Niente studenti in carcere, nemmeno per leggere libri o fare teatro. Nei giorni scorsi nell’istituto penitenziario di Saluzzo si sarebbe dovuto svolgere un laboratorio di lettura organizzato ormai da 15 anni, che fa parte del circuito di appuntamenti del Salone del Libro. «Adotta uno scrittore», titolo dell’iniziativa, prevedeva due percorsi di lettura inizialmente separati, uno per gli studenti del «Soleri-Bertoni» e un altro per i detenuti del «Rodolfo Morandi», che poi si sarebbero dovuti unire con l’incontro finale proprio in carcere. L’autrice in questione sarebbe dovuta essere Francesca Mannocchi, scrittrice e giornalista, in ogni caso al momento non disponibile a causa della guerra.

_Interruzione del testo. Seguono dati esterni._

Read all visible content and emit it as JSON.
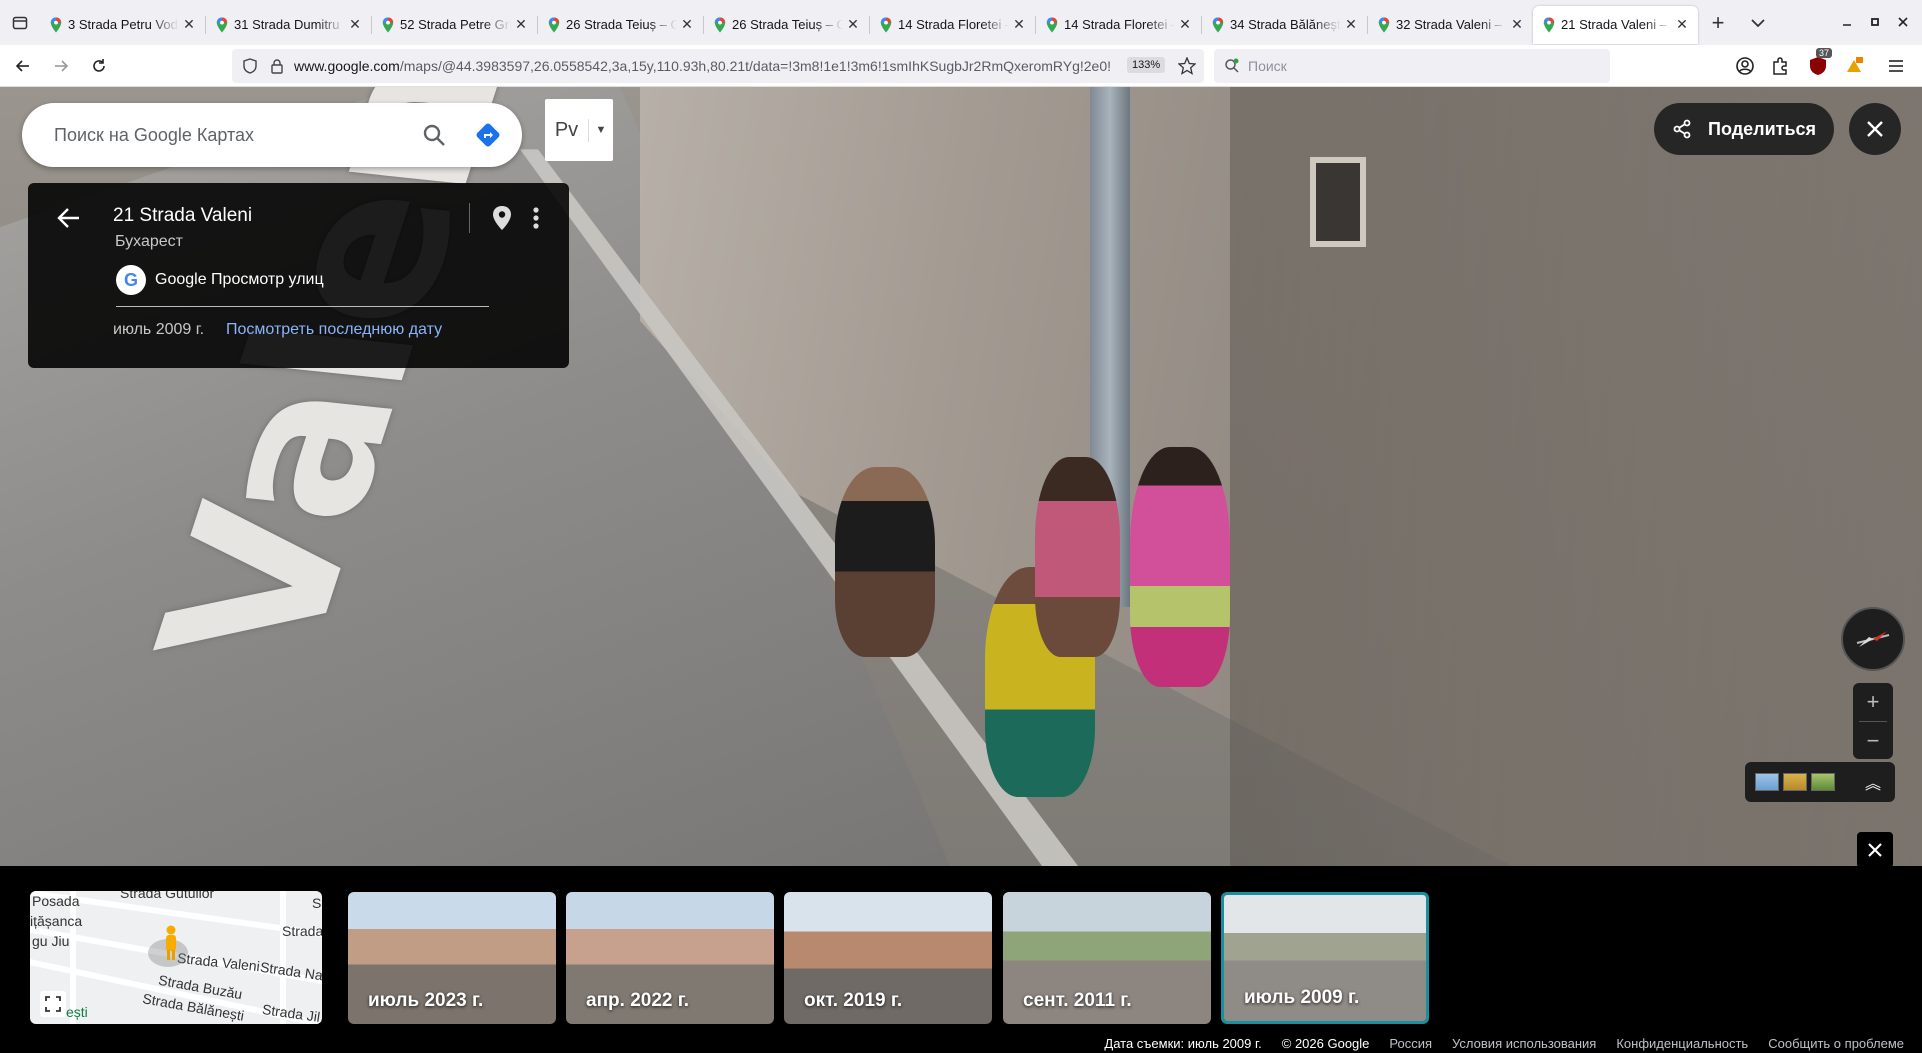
{
  "browser": {
    "tabs": [
      {
        "title": "3 Strada Petru Vod",
        "active": false
      },
      {
        "title": "31 Strada Dumitru",
        "active": false
      },
      {
        "title": "52 Strada Petre Gri",
        "active": false
      },
      {
        "title": "26 Strada Teiuș – G",
        "active": false
      },
      {
        "title": "26 Strada Teiuș – G",
        "active": false
      },
      {
        "title": "14 Strada Floretei –",
        "active": false
      },
      {
        "title": "14 Strada Floretei –",
        "active": false
      },
      {
        "title": "34 Strada Bălănești",
        "active": false
      },
      {
        "title": "32 Strada Valeni – I",
        "active": false
      },
      {
        "title": "21 Strada Valeni – I",
        "active": true
      }
    ],
    "url_host": "www.google.com",
    "url_path": "/maps/@44.3983597,26.0558542,3a,15y,110.93h,80.21t/data=!3m8!1e1!3m6!1smIhKSugbJr2RmQxeromRYg!2e0!",
    "zoom": "133%",
    "search_placeholder": "Поиск",
    "extensions_badge": "37",
    "colors": {
      "accent": "#1a73e8",
      "tab_strip": "#f0f0f4"
    }
  },
  "maps": {
    "search_placeholder": "Поиск на Google Картах",
    "lang_label": "Рv",
    "share_label": "Поделиться"
  },
  "info_card": {
    "title": "21 Strada Valeni",
    "subtitle": "Бухарест",
    "source": "Google Просмотр улиц",
    "date": "июль 2009 г.",
    "latest_link": "Посмотреть последнюю дату"
  },
  "scene": {
    "road_marking": "Valeni"
  },
  "minimap": {
    "labels": [
      "Strada Gutullor",
      "Posada",
      "ițășanca",
      "gu Jiu",
      "Strada Valeni",
      "Strada",
      "Strada Na",
      "Strada Buzău",
      "Strada Bălănești",
      "Strada Jil",
      "ești",
      "S"
    ]
  },
  "filmstrip": [
    {
      "caption": "июль 2023 г.",
      "selected": false
    },
    {
      "caption": "апр. 2022 г.",
      "selected": false
    },
    {
      "caption": "окт. 2019 г.",
      "selected": false
    },
    {
      "caption": "сент. 2011 г.",
      "selected": false
    },
    {
      "caption": "июль 2009 г.",
      "selected": true
    }
  ],
  "footer": {
    "capture_date": "Дата съемки: июль 2009 г.",
    "copyright": "© 2026 Google",
    "country": "Россия",
    "terms": "Условия использования",
    "privacy": "Конфиденциальность",
    "report": "Сообщить о проблеме"
  }
}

La lettera del garante, della scuola e delle associazioni

«Ci è stata notificata la mancata autorizzazione del Dap (Dipartimento dell’Amministrazione penitenziaria) allo svolgimento di questa attività, ritenuto inopportuno l’ingresso di studenti in un carcere di alta sicurezza», scrivono il garante dei detenuti Paolo Allemano, la dirigente del Soleri, le associazioni «Liberi Dentro» e Voci Erranti Coop Sociale in una lettera, inviata al direttore della Direzione Generale dei detenuti e del trattamento, Ernesto Napolillo.